Timeless has a really good point about trees. As long as they have been trained to grow deep roots (not babied with constant water) they should be doing great right about now.

I wish I was out there - i'd come spend a day helping you move the water. I'm trying to learn all I can about what we'll be up against and seeing it first hand would be helpful.

I will be down probably on Friday or Saturday. If you can still use the help then, let me know and i'd be more than happy to come out and lend a hand.

Chris Miller
Our180.com - One Family's Journey To Finding True Happiness

Carolyn Ohl-Johnson said...

Thanks for the offer of help, Chris. I may not be done by Friday and will definitely take you up on it.

As for the trees, what I didn't water enough died last year from the drought, including all the junipers in the arroyo. Even all the native cholla died on the mountain slopes. So not watering isn't an option if I want trees. Near where that tank leaks (in the low end next to the arroyo) has always had brush growing there. And near that is a mesquite tree that isn't very big. It was there when we built the tank and after 15 years of the tank leaking it has grown very little. I don't know where the water goes, but apparently straight down into the ground.
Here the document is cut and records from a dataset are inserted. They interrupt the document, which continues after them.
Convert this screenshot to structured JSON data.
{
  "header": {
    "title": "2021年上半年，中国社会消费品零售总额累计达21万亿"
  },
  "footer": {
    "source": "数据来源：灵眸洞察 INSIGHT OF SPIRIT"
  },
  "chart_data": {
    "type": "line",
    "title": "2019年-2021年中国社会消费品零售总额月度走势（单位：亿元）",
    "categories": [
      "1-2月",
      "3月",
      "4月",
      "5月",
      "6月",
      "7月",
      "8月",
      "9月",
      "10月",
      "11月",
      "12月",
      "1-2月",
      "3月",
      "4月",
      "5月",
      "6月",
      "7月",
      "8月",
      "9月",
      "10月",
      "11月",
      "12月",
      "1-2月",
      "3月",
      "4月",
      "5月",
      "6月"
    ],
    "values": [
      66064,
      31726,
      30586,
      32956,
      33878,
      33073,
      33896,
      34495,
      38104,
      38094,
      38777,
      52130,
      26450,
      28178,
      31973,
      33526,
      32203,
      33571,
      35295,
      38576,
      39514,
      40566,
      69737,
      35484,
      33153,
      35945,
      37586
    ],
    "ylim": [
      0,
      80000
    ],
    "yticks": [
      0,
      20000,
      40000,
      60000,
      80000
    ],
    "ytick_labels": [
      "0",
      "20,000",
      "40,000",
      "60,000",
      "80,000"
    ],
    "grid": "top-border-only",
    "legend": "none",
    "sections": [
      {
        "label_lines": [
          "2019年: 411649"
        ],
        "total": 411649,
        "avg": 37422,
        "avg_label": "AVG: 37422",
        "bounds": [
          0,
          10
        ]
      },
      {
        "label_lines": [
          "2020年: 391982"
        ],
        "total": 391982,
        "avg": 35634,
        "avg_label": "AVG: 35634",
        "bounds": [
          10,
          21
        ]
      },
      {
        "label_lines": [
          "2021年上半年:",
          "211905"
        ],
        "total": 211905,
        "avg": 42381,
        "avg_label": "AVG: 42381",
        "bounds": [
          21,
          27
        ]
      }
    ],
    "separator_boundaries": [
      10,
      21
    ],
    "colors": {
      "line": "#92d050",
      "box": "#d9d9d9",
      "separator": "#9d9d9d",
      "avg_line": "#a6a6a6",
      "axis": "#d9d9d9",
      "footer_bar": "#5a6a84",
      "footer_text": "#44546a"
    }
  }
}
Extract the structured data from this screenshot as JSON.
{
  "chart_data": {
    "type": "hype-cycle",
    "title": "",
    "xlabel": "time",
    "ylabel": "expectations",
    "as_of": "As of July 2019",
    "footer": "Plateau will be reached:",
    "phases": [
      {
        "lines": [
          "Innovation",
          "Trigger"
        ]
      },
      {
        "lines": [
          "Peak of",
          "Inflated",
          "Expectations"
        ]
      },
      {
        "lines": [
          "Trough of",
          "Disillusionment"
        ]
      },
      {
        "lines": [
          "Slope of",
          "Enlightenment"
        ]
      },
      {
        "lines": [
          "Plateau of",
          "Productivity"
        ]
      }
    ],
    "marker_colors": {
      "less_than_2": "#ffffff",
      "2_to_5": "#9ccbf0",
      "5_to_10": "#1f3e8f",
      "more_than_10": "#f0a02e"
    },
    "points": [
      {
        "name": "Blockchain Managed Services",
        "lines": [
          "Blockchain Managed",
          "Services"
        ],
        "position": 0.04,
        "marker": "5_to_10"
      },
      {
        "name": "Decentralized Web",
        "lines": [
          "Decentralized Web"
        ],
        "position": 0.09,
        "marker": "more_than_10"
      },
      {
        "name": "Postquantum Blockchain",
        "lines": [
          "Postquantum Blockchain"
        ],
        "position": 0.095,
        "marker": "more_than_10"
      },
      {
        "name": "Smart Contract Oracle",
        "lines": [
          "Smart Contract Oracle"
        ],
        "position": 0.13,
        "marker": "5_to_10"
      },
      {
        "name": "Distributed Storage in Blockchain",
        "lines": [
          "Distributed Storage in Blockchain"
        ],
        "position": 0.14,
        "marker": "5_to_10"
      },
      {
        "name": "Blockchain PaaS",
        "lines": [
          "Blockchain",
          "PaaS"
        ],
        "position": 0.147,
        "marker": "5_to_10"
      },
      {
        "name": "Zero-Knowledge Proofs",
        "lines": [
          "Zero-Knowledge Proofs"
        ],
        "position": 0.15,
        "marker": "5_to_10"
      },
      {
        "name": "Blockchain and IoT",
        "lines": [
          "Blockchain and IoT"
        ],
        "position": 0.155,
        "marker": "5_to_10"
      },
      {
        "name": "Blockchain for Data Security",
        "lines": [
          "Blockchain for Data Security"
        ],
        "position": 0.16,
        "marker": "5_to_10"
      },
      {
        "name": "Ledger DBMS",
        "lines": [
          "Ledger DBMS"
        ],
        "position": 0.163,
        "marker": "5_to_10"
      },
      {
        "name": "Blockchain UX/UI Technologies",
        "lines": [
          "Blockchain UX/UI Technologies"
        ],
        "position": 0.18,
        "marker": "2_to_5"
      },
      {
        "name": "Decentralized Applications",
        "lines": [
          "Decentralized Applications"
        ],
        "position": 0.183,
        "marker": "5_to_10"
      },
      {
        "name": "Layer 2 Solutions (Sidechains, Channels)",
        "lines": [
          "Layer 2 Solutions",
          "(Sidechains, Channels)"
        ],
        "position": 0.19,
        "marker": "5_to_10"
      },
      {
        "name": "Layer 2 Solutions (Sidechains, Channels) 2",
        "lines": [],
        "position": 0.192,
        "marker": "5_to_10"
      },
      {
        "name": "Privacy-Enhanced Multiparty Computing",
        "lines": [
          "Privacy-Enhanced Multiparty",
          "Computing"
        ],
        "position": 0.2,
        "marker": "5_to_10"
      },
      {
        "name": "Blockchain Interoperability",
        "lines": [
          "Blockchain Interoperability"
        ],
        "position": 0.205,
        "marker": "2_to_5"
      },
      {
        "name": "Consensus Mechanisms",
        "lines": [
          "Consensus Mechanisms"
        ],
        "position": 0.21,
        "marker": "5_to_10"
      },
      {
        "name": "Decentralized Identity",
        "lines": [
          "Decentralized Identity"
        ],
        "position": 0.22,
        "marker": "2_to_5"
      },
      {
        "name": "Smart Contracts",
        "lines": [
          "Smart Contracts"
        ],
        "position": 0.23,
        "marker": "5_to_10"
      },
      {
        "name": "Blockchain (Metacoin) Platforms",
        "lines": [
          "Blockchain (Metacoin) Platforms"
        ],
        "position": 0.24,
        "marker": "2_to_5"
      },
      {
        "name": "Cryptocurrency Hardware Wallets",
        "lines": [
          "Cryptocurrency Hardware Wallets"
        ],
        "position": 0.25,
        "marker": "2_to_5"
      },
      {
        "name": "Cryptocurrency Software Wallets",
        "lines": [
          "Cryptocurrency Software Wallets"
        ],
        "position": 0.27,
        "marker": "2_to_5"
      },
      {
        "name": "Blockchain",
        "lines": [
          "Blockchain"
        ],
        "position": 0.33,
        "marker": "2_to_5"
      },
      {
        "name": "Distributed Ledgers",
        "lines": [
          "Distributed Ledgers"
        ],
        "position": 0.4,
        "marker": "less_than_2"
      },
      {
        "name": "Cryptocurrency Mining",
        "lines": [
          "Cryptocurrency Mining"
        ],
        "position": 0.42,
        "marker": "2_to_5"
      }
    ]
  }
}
The ground is rhyolite and that's known for being real porous. The rest of the tank seems to be in impervious caliche. The theory sounds good though.

Carolyn Ohl-Johnson said...

Very nice article on deep irrigation. If I was starting over I would definitely lay it out that way but now it's too late. To install those tubes would require me to chisel out roots. My soil is sandy and the water I put under the tree soaks straight down. I've mulched everything good and would have plenty of water, always, if my tank didn't leak, or if we didn't go 18 months without rain.

Elish Sari said...

Carolyn,

You put so much work into this all alone.. How about if readers contributed 15-20$ each so you could hire a worker to do some of this heavy labor?? Aren't there any unemployed strong men down there???
Can you suggest this in a post ? I will be the first to donate.. How much do you need for several days labor and materials to get this tank problem sorted out???

Carolyn Ohl-Johnson said...

When I do find someone to work, the work is too hard and slow going plus I have to stay so on top of things it's easier to do it myself. And not practical to get someone to drive for an hour to do an hour's work. I need help in bits and pieces. Helpers invariably give out after 10 or 20 minutes. This is hard country in a soft world.